Маша покраснела снова, хмуро глянула на подругу.
«Да мне-то какая разница… спит с этим хохлом Машка… или нет! Хотя… если и спит – то, чего тогда не с ним сейчас, а здесь, в одиночестве?».
- Маш! Деньги ни разу не проблема! – поддакнул Таньке Косов.
- Ну… ладно! – согласилась Смелкова.
Косов, не глядя, вытащил из портмоне несколько купюр, протянул Маше.
- Ты чего?
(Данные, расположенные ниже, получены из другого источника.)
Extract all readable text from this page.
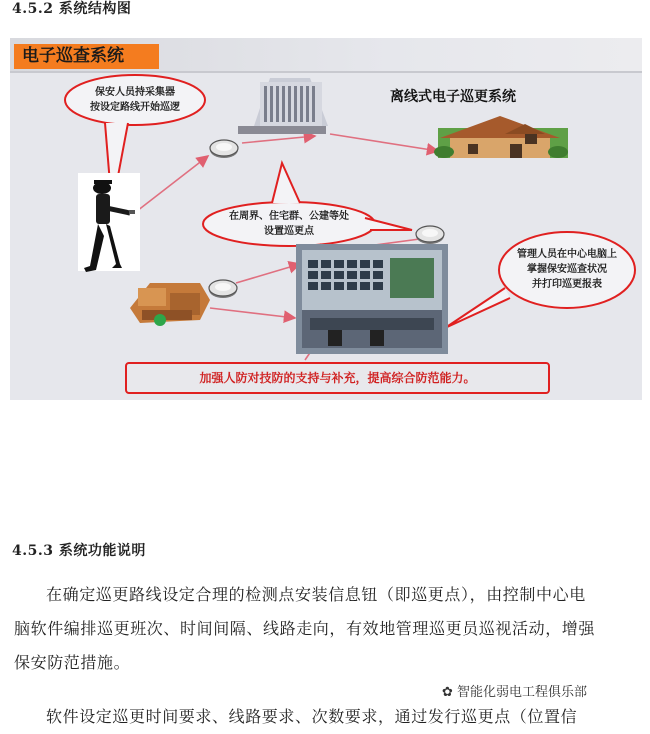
4.5.2 系统结构图
电子巡查系统
保安人员持采集器
按设定路线开始巡逻
离线式电子巡更系统
在周界、住宅群、公建等处
设置巡更点
管理人员在中心电脑上
掌握保安巡查状况
并打印巡更报表
加强人防对技防的支持与补充，提高综合防范能力。
4.5.3 系统功能说明
在确定巡更路线设定合理的检测点安装信息钮（即巡更点），由控制中心电
脑软件编排巡更班次、时间间隔、线路走向，有效地管理巡更员巡视活动，增强
保安防范措施。
软件设定巡更时间要求、线路要求、次数要求，通过发行巡更点（位置信
✿ 智能化弱电工程俱乐部
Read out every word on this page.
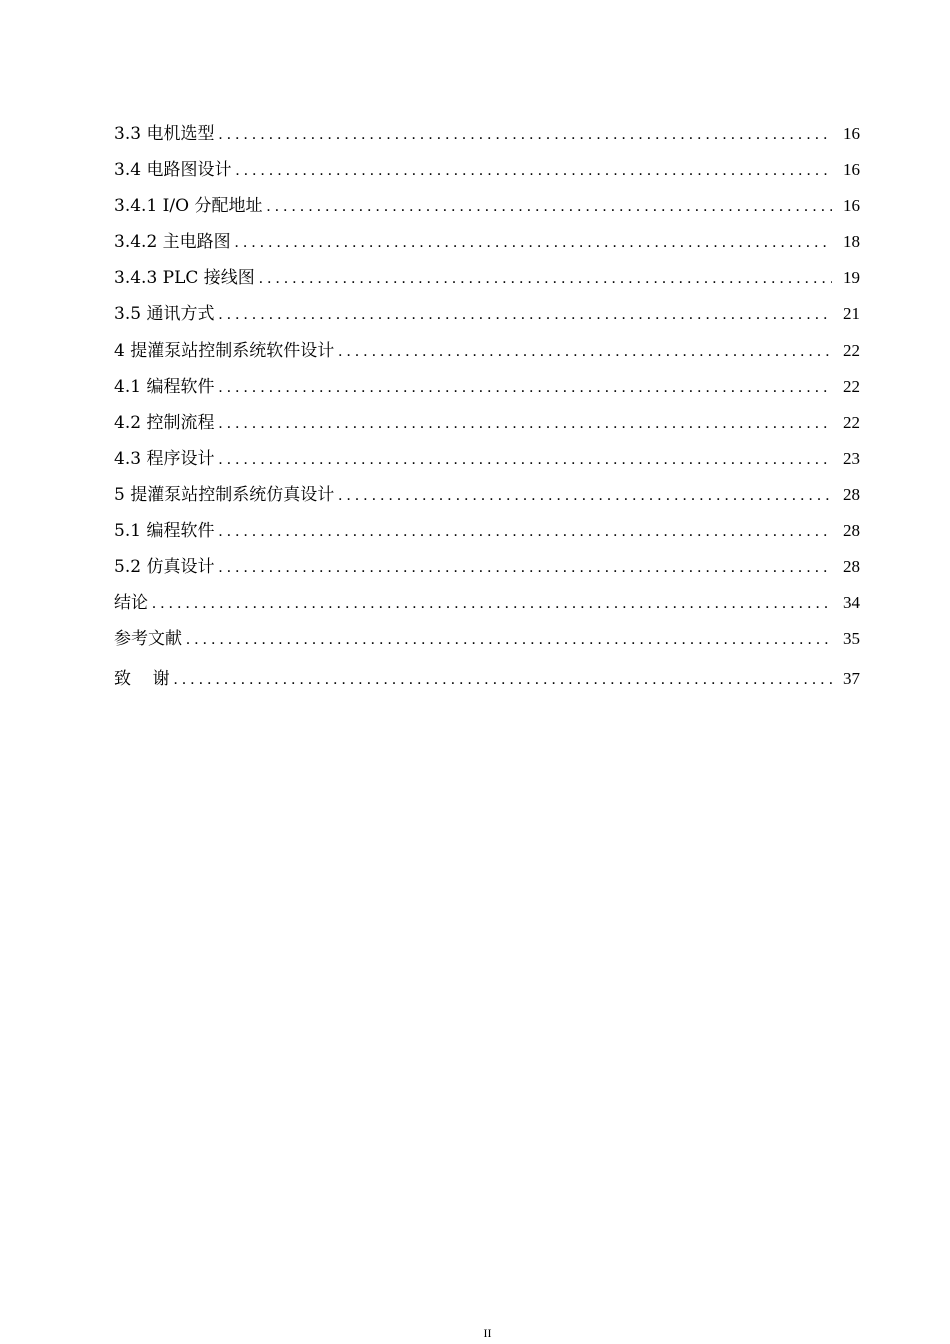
3.3 电机选型 . . .	16
3.4 电路图设计 . . .	16
3.4.1 I/O 分配地址 . . .	16
3.4.2 主电路图 . . .	18
3.4.3 PLC 接线图 . . .	19
3.5 通讯方式 . . .	21
4 提灌泵站控制系统软件设计 . . .	22
4.1 编程软件 . . .	22
4.2 控制流程 . . .	22
4.3 程序设计 . . .	23
5 提灌泵站控制系统仿真设计 . . .	28
5.1 编程软件 . . .	28
5.2 仿真设计 . . .	28
结论 . . .	34
参考文献 . . .	35
致    谢 . . .	37
II
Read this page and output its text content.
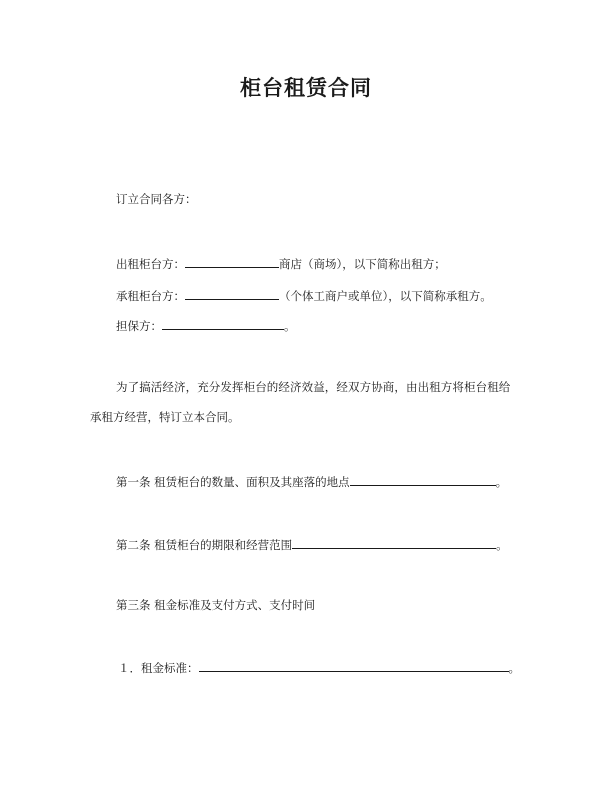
柜台租赁合同
订立合同各方：
出租柜台方：	商店（商场），以下简称出租方；
承租柜台方：	（个体工商户或单位），以下简称承租方。
担保方：	。
为了搞活经济，充分发挥柜台的经济效益，经双方协商，由出租方将柜台租给
承租方经营，特订立本合同。
第一条 租赁柜台的数量、面积及其座落的地点	。
第二条 租赁柜台的期限和经营范围	。
第三条 租金标准及支付方式、支付时间
１．租金标准：	。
Этого же много! – попыталась возразить девчонка.
- Оставь! Вон Вам с Таней питаться тоже нужно…
- Ладно… я пошла, - Машка демонстративно распахнула халатик, поправила, не смущаясь от взгляда Ивана, - А вы тут… не шалите! И не вздумайте… я быстро вернусь!
Иван постоял у двери, послушал сначала тихий стук в какую-то соседнюю дверь, потом – негромкий голос Маши:
- Да мы с Танькой засиделись, заболтались… А потом чувствуем – есть хотим, а есть-то и нечего! Нет-нет… да, деньги у меня есть. Да, спасибо! А еще…. Хорошо-хорошо! А вот… вы тогда говорили, что у Вас коньячок… ага! Нет-нет… Павел Степанович… Давайте в следующий раз. Ага! Да нет… что Вы, как я могу обмануть?! Спасибо большое! Да-да… нет… ну – только если в щечку!
Он приоткрыл дверь изнутри, запуская девушку.
- Ф-у-у-х-х… Гордеева! Ты мне будешь должна! До чего же противный мужичонка! Знаешь, Танечка… может ты сама с ним как-нибудь… рассчитаешься?